The Twilight Sad
Forget The Night Ahead
Nuovo lavoro per il quartetto di Glasgow, su etichetta Fat Cat, ormai quasi una garanzia, a due anni di distanza dal debutto Fourteen Autumns & Fifteen Winters; rispetto a compagni di etichetta illustri come Frightened Rabbit e We Were Promised Jetpacks, però, i Twilight Sad hanno decisamente una marcia in più, evidenziando qui un'indubbia capacità di scrivere grandi canzoni, non più appesantite dagli inutili orpelli shoegaze dell'opera prima.
L'apertura è bruciante: "Reflection of the Television" mette subito in bella mostra il wall of sound chitarristico, mentre su un incedere marziale, fra echi e riverberi, un caratteristico accento scozzese (diretto erede di quello di Aidan Moffat) ripete "there's people downstairs". Se possibile, la traccia successiva mette ancora più a fuoco le coordinate dell'opera: new wave, certo, con un occhio di riguardo ai Joy Division e senza perdere di vista la sensibilità pop già intravista in canzoni come "That Summer at Home I Had Become the Invisible Boy" sul primo disco. I mid-tempo sono decisamente la specialità del gruppo, come dimostrato anche dall'ottima "Seven Years of Letters" e dalla quasi-ballata "Made to Disappear", anch'essa fra i migliori brani della raccolta.
CI si aspetterebbe un calo, fisiologico, verrebbe da dire: e invece, dopo l'intermezzo di Scissors, francamente evitabile, sorprende per intensità il crescendo di "The Room", dove è evidente la lezione dei Mogwai, brano peraltro già presente, in una versione diversa, sulla compilation "The Twilight Sad Killed My Parents and Hit the Road". "Floorboards Under the Bed" allevia almeno in parte la nostalgia per gli Arab Strap, mentre "Interrupted" mostra il lato più convenzionale, ma non per questo meno interessante, dei quattro scozzesi, dove è ancora il romanticismo del tutto particolare del cantante Graham a farla da padrone ("You and I / will bury them all").

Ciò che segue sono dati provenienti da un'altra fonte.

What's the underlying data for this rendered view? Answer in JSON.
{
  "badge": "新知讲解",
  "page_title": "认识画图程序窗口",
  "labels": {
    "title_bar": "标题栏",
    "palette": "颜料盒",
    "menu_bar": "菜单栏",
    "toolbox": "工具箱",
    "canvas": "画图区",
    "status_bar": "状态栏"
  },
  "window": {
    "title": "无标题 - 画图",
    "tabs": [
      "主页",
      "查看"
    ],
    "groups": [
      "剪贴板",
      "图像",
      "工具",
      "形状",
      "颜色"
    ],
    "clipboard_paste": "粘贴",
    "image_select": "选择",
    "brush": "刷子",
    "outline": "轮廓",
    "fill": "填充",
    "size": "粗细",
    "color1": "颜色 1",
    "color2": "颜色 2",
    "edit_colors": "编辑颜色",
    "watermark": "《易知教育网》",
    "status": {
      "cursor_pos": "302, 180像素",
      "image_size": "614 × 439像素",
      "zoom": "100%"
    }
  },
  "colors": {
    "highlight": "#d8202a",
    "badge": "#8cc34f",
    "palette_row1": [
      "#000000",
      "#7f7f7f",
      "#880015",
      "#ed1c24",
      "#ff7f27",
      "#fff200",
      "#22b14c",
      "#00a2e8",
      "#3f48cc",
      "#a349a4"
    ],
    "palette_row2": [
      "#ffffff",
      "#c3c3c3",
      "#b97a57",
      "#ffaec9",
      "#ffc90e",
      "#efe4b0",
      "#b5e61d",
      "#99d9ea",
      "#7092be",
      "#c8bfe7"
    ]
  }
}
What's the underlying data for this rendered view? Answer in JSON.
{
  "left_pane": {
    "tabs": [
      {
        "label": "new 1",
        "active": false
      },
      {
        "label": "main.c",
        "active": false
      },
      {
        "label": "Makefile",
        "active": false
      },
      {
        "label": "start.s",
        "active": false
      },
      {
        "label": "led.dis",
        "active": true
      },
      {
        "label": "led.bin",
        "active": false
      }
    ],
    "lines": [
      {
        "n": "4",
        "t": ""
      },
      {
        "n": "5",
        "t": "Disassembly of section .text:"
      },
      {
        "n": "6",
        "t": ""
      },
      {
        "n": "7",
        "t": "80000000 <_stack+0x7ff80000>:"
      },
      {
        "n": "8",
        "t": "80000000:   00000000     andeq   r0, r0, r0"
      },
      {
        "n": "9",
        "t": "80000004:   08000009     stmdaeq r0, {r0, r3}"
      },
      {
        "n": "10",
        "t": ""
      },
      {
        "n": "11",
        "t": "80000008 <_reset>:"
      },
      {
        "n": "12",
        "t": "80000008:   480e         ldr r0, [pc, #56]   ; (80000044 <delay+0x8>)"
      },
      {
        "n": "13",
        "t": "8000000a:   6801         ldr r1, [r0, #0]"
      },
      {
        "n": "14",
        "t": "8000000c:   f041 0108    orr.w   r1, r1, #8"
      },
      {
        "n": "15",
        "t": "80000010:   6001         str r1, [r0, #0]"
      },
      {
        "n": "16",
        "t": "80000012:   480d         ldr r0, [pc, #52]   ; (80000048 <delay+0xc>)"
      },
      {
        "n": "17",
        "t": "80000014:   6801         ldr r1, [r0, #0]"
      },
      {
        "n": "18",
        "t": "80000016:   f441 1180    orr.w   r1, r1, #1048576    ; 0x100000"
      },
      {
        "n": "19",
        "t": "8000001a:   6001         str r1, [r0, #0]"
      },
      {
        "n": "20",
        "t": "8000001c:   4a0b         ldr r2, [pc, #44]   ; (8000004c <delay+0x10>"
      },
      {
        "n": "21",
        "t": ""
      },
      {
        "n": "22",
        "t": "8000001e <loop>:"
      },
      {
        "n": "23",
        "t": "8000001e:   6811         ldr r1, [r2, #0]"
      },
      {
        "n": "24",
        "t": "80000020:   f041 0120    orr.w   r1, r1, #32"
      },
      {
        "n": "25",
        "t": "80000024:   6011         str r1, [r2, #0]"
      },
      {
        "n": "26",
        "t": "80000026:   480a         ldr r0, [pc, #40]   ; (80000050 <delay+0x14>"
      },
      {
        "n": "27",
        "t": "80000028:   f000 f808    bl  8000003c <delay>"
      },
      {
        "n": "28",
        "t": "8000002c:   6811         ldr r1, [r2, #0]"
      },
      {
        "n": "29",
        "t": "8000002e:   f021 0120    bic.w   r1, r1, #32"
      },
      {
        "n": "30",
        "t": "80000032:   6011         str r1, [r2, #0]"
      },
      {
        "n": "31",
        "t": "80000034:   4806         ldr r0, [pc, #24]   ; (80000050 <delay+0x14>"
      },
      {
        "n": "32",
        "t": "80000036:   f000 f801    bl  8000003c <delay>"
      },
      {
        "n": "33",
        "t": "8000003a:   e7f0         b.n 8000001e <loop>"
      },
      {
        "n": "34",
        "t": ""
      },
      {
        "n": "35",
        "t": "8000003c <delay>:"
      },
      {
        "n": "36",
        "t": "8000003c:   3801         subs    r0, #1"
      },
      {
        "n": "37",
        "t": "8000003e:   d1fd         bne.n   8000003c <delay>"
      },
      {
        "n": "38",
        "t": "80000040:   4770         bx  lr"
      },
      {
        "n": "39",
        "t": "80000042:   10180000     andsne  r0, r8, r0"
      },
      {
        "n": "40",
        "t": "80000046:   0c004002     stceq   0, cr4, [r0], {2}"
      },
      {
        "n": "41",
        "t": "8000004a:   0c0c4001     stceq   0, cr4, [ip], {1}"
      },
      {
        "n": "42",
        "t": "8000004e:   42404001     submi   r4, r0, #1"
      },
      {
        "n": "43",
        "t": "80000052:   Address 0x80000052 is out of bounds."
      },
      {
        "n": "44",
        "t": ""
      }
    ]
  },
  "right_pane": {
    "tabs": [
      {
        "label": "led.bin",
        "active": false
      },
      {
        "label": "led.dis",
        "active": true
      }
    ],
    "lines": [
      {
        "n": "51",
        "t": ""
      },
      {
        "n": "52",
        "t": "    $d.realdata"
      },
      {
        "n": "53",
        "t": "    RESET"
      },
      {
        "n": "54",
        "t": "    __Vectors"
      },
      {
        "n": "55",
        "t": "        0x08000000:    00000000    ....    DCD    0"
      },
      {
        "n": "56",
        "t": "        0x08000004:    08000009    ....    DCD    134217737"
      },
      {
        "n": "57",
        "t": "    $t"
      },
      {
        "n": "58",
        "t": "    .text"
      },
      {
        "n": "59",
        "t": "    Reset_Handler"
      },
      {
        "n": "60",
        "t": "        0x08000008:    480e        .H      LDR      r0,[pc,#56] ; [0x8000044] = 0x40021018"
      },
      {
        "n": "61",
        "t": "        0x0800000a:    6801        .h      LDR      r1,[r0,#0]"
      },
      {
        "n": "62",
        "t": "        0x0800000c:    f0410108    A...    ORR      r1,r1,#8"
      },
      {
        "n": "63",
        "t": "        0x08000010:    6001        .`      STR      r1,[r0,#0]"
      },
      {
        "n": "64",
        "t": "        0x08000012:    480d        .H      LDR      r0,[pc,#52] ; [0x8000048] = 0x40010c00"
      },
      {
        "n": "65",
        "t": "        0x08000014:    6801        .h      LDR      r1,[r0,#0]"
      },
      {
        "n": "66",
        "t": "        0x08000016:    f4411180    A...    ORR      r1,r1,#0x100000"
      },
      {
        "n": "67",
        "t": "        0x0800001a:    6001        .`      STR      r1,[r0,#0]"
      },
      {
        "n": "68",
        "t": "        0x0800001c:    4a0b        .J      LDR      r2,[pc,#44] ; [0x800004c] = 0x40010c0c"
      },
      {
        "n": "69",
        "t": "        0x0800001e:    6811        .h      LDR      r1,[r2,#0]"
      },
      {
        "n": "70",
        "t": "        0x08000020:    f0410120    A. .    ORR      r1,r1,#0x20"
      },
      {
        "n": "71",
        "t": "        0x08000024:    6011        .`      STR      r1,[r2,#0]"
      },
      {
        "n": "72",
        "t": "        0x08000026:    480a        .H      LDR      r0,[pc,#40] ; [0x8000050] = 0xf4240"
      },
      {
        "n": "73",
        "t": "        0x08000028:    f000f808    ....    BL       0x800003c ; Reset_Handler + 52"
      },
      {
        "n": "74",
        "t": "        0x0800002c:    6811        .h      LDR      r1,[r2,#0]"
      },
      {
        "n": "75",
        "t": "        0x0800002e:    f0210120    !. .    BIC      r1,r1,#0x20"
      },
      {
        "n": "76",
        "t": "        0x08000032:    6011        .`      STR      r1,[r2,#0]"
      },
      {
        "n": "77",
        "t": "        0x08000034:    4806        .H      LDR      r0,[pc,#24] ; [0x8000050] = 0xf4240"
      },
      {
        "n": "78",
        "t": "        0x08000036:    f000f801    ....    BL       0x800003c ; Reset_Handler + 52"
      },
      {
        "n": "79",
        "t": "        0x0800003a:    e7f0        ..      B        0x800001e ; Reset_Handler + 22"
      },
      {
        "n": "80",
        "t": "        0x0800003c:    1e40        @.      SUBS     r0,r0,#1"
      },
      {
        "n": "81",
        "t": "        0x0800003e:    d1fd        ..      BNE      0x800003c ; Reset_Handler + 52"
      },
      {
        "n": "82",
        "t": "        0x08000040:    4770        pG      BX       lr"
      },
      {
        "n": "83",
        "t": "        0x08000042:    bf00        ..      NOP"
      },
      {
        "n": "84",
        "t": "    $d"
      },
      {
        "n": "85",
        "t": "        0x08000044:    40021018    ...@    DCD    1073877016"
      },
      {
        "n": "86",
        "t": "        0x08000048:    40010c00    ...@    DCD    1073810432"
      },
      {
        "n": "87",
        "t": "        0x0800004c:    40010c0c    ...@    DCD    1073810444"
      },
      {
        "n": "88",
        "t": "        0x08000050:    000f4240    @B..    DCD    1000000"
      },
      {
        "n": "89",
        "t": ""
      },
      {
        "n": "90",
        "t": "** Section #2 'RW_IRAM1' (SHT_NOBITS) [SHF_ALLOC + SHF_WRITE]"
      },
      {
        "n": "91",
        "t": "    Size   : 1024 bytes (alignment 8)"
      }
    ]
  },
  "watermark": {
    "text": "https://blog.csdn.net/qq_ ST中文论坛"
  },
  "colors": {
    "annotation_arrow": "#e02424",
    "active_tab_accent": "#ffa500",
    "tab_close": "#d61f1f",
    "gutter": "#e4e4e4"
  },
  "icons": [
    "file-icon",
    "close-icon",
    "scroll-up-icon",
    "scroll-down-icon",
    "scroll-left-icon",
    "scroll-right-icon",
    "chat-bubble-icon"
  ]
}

I testi, vaghi e allusivi, si combinano perfettamente con il mood malinconico e cupo dell'opera, fra racconti di infanzie spezzate e nascondigli segreti, mentre un'aura di tristezza e rabbia aleggia per l'intera opera, potenziando ancora di più l'ottimo lavoro della precisa sezione ritmica di Orzel e Devine; si perdona così anche qualche passaggio meno convincente ("On the way to Bordeaux / You'll never have some honest fun") e qualche brano forse non all'altezza del resto come la conclusiva, spoglia "At the Burnside".
Insomma, se si chiedeva a questi ragazzi una conferma, è arrivata: e considerarli ancora alla stregua di una qualsiasi band del filone new-wave/shoegaze come dei Glasvegas qualsiasi, o peggio, sarebbe davvero fare un torto a loro e a questo "Forget the Night Ahead".